Other social media companies have different approaches. Twitter deactivates an account only upon receipt of documents proving that the requestor has legal authority to represent the user, along with a copy of the account holder’s birth or death certificate (http://www.thedigital-beyond.com/2014/04/what-happens-to-your-twitter-account-when-you-die/). Google, in contrast, offers a feature called Inactive Account Manager, which allows the account holder to direct what should happen to the account after a prespecified period of inactivity.
Many individuals conduct professional business online—for example, buying and selling items on eBay, or writing articles for a blog. If so, a client should provide detailed instructions on how such an ebusiness should be handled in case of emergency and which parties should be contacted in reference to online obligations.
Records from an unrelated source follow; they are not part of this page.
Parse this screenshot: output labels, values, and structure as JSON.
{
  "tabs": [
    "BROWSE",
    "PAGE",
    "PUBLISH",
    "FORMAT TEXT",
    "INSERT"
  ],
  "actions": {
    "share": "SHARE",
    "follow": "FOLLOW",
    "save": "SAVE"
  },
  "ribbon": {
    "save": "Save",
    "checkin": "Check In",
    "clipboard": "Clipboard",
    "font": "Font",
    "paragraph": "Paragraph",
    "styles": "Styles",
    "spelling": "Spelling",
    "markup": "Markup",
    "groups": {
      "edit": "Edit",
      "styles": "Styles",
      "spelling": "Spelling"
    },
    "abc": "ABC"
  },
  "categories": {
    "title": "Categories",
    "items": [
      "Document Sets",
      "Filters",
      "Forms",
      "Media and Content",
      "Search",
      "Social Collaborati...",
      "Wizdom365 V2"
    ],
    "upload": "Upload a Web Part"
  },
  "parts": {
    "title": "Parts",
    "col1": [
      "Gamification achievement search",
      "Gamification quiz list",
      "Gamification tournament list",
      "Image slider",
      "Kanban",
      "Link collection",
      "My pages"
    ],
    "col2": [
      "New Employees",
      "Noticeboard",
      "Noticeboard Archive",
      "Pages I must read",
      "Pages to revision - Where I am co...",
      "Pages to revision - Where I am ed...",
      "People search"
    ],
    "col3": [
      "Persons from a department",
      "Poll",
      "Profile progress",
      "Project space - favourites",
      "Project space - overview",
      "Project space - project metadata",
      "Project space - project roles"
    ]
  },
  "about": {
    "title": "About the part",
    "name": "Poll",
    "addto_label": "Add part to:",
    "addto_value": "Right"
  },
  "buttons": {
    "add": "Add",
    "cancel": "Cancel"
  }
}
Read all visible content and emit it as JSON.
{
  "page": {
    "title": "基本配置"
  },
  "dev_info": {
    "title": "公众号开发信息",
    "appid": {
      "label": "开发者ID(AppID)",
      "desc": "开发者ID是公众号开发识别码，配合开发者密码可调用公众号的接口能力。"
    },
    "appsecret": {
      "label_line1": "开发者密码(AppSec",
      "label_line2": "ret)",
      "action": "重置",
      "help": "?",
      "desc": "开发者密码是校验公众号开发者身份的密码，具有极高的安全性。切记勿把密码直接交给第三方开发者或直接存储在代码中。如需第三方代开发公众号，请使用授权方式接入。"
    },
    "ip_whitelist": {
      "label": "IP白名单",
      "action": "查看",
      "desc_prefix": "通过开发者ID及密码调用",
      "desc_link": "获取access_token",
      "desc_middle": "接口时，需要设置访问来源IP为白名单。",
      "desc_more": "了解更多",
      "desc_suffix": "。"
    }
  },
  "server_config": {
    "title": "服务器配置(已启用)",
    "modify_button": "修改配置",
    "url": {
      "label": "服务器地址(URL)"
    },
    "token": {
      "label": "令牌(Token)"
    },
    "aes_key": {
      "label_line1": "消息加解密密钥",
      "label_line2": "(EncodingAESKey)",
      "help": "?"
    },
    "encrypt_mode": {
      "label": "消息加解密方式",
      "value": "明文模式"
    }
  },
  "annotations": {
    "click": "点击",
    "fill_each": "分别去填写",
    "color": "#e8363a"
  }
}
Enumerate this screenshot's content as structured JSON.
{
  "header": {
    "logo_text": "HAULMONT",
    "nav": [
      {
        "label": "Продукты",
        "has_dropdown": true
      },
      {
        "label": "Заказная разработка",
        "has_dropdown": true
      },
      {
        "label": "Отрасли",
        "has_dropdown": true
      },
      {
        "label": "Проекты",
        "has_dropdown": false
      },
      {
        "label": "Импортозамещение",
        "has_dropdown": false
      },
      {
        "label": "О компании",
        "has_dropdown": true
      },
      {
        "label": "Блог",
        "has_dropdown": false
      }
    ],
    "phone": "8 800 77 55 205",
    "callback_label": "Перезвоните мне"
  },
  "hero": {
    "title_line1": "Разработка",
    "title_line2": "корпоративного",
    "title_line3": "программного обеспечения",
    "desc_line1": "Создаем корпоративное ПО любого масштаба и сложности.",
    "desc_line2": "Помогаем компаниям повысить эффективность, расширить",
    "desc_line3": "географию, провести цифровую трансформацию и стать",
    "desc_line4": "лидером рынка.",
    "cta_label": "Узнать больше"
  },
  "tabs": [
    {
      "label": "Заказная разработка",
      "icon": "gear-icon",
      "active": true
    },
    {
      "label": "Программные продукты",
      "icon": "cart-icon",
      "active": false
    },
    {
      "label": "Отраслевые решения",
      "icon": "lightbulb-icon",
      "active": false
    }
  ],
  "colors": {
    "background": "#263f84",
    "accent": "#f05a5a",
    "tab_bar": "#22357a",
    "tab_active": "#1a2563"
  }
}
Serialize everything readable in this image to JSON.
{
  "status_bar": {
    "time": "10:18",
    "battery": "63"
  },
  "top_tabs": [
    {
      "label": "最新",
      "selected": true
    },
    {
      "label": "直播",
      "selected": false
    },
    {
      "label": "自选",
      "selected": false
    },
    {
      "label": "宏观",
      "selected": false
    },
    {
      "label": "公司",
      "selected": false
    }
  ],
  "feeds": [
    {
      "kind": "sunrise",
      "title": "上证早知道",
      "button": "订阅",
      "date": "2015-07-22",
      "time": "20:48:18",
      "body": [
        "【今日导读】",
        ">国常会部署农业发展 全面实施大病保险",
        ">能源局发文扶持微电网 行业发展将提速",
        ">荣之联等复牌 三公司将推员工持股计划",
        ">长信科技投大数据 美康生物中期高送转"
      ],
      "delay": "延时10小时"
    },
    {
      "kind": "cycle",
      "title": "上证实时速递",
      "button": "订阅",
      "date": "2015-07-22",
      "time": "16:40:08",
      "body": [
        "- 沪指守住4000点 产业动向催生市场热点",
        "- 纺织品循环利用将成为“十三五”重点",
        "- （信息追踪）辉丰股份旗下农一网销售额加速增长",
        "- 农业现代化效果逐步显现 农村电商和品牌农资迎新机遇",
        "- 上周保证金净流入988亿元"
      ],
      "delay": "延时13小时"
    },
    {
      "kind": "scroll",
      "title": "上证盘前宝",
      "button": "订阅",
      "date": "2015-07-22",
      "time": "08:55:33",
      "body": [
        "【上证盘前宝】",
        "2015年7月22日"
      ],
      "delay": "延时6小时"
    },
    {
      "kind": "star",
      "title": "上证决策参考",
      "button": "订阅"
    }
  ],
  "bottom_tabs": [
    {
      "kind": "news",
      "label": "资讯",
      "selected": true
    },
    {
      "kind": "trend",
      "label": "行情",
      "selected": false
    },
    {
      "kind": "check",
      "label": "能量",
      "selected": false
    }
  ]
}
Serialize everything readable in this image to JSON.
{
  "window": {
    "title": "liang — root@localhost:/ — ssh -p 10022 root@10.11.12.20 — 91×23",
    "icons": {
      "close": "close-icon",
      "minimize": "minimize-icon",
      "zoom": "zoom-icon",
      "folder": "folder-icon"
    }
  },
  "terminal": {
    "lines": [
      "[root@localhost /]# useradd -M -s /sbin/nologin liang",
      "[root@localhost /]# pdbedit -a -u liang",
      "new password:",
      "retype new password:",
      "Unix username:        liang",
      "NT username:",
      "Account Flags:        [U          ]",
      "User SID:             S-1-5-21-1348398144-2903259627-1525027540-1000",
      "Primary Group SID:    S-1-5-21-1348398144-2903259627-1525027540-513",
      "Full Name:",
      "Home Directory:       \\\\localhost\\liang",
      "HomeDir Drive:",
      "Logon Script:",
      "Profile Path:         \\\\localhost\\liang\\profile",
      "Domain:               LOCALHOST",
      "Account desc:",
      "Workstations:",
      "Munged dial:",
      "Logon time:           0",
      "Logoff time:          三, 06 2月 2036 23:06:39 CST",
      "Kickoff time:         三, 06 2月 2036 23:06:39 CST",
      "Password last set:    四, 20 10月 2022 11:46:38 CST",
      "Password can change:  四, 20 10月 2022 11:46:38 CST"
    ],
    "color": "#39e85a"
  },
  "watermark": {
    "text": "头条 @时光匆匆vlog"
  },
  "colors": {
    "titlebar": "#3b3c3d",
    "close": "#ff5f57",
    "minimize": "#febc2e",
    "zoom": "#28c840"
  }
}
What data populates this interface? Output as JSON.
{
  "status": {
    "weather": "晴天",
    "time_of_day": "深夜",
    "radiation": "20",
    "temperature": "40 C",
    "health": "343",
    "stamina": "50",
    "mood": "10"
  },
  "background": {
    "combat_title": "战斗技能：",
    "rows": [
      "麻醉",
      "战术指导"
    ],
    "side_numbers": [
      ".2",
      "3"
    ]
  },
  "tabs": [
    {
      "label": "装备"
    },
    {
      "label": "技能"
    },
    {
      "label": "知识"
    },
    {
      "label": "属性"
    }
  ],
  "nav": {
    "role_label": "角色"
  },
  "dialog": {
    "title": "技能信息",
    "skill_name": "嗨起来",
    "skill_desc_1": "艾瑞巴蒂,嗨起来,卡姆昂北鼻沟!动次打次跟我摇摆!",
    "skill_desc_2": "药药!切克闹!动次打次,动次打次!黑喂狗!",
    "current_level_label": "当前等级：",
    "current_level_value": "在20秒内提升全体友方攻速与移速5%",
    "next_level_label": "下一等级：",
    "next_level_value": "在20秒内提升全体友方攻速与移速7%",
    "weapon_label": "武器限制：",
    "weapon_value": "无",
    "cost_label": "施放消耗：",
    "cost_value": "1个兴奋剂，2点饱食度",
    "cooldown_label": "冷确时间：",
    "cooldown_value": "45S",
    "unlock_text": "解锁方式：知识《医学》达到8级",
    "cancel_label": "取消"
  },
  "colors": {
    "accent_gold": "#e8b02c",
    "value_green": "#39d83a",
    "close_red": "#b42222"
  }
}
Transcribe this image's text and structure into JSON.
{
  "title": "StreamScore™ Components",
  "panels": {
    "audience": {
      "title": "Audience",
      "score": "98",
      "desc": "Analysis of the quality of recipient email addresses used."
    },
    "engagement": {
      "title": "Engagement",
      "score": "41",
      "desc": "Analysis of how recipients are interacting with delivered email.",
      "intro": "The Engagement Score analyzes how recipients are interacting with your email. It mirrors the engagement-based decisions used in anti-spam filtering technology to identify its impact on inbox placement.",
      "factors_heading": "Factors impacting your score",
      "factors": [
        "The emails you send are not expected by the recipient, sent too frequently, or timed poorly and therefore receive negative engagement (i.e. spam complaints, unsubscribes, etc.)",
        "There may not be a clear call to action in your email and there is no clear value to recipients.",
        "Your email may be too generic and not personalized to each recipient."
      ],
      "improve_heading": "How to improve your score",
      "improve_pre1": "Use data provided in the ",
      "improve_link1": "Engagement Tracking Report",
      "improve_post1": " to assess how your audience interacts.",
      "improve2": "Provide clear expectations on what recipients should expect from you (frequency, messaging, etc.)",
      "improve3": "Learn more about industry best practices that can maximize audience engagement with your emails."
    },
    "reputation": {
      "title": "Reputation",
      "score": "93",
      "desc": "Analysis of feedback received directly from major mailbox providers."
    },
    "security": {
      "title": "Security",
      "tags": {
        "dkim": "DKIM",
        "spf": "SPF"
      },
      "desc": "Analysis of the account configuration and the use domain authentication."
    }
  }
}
If a client uses PayPal or a similar service, the accounts and log-in information should be included in the key documents file.
Unfortunately, CPAs cannot prevent death or serious illness from wreaking havoc in the personal lives of clients and their loved ones. But they can help clients be better prepared for disaster when it strikes. This includes near-term help in the form of locating resources and identifying financial issues that need attention, as well as long-term support in the form of tax or other professional advice to address changes in circumstances.
It is important to be proactive: the checklist provided in the sidebar offers a framework that CPAs can build upon with clients to put plans in place for dealing with critical financial and other issues in case of emergency.